In this retrospective analysis, data on all laparoscopic sigmoidal resections performed during a 3-year period (October 2015 to October 2018) at our institution were collected. A comparative analysis between the CME group—for sigmoid colon cancer—and the non-CME group—for benign disease—was performed.
One hundred sixty-three patients met the inclusion criteria and were included for analysis. Data on 66 CME resections were compared with 97 controls. Median age and operative risk were higher in the CME group. One leak was observed in the CME group (1/66) and 3 in the non-CME group (3/97), representing no significant difference. Regarding hospital stay, postoperative complications, surgical site infections, and intra-abdominal collections, no differences were observed. There was a slightly lower reoperation (1.5% versus 6.2%, p = 0.243) and readmission rate (4.5% versus 6.2%, p = 0.740) in the CME group during the first 30 postoperative days. Operation times were significantly longer in the CME group (210 versus 184 min, p < 0.001), and a trend towards longer pathological specimens in the CME group was noted (21 vs 19 cm, p = 0.059).
CME does not increase short-term complications in laparoscopic left-sided colectomies. Significantly longer operation times were observed in the CME group.

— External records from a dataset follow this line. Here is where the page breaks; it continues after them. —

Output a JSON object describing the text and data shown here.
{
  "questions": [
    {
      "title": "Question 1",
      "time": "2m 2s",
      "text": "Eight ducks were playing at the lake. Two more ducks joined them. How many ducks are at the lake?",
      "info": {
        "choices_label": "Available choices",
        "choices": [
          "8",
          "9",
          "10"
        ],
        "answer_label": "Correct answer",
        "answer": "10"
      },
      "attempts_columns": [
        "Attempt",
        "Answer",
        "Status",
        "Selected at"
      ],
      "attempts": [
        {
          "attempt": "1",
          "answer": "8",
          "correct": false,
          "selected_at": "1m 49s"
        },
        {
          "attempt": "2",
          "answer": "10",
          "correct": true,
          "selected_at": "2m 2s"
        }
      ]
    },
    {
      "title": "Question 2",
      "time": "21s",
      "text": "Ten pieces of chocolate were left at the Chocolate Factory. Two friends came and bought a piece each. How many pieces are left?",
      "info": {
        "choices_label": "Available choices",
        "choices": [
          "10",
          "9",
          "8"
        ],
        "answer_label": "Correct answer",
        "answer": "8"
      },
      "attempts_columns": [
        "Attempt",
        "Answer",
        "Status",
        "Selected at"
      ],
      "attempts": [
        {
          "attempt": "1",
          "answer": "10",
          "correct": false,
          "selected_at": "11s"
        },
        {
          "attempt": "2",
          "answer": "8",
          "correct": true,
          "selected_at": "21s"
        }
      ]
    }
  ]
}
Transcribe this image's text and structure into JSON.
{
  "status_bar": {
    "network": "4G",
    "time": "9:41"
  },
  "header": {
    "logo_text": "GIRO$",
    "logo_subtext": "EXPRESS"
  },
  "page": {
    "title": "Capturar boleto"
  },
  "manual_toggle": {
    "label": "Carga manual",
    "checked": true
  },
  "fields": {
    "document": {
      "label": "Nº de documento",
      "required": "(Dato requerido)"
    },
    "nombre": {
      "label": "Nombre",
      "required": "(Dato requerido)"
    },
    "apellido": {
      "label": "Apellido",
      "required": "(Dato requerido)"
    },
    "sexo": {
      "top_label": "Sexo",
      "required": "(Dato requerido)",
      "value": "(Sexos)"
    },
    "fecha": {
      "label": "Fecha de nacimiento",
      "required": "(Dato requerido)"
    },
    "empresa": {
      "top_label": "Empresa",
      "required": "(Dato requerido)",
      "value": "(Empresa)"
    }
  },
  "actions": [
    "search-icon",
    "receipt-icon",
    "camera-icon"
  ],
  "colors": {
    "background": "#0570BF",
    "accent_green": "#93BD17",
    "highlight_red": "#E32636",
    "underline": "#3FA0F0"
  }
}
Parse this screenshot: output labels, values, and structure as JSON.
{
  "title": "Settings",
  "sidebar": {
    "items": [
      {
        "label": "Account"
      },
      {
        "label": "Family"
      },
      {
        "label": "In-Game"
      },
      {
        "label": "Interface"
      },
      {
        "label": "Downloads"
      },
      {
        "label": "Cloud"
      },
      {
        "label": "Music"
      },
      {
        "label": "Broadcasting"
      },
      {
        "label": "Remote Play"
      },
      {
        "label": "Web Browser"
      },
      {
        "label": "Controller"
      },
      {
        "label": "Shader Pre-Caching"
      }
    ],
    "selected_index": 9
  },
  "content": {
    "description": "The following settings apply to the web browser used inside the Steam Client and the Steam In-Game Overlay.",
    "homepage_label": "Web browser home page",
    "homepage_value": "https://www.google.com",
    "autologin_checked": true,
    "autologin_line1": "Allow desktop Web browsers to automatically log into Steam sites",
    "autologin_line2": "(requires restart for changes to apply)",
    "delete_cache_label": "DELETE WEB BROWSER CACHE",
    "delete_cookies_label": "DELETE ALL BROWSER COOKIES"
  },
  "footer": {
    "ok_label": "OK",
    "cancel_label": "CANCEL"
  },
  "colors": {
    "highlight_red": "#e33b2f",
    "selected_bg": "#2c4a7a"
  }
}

KeywordsColonic neoplasm Sigmoid neoplasm Complete mesocolic excision Central vascular ligation Laparoscopic surgery
Maxime Dewulf: study conception and design, acquisition of data, analysis and interpretation of data, and drafting of manuscript. Alain Kalmar: analysis and interpretation of data and critical revision of manuscript. Bert Vandenberk: analysis and interpretation of data and critical revision of manuscript. Filip Muysoms: critical revision of manuscript. Barbara Defoort: acquisition of data. Donald Claeys: acquisition of data. Pieter Pletinckx: study conception and design, acquisition of data, analysis and interpretation of data, and critical revision of manuscript.
Compliance with ethical standards
Conflict of interest
Drs. Maxime Dewulf, Bert Vandenberk, Barbara Defoort, Donald Claeys, and Pieter Pletinckx have no conflicts of interest or financial ties to disclose. Dr. Alain Kalmar reports having patents on steerable laparoscopic instruments. Dr. Filip Muysoms reports having received research grants from Medtronic and Dynamesh; received speakers honorarium from Medtronic, Bard-Davol, Dynamesh, and Intuitive Surgical; and received consultancy fees from Medtronic, Intuitive Surgical, and CMR Surgical.

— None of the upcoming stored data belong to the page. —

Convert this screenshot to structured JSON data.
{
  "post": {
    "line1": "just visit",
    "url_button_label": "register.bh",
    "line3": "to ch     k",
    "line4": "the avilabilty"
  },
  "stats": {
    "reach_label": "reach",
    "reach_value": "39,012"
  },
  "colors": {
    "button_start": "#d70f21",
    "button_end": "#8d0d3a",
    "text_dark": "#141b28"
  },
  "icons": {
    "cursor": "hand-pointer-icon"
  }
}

All procedures performed in studies involving human participants were in accordance with the ethical standards of the institutional and/or national research committee and with the 1964 Helsinki declaration and its later amendments or comparable ethical standards. The study protocol was approved by the local ethics committee (ethics committee Maria Middelares, Ghent, Belgium—Reference Number MMS.2018.063) before the start of data collection.
In this retrospective analysis, all data were gathered and processed in an anonymized manner. In accordance with national regulations and after consultation of the ethics committee, a specific written informed consent for this study was not obtained.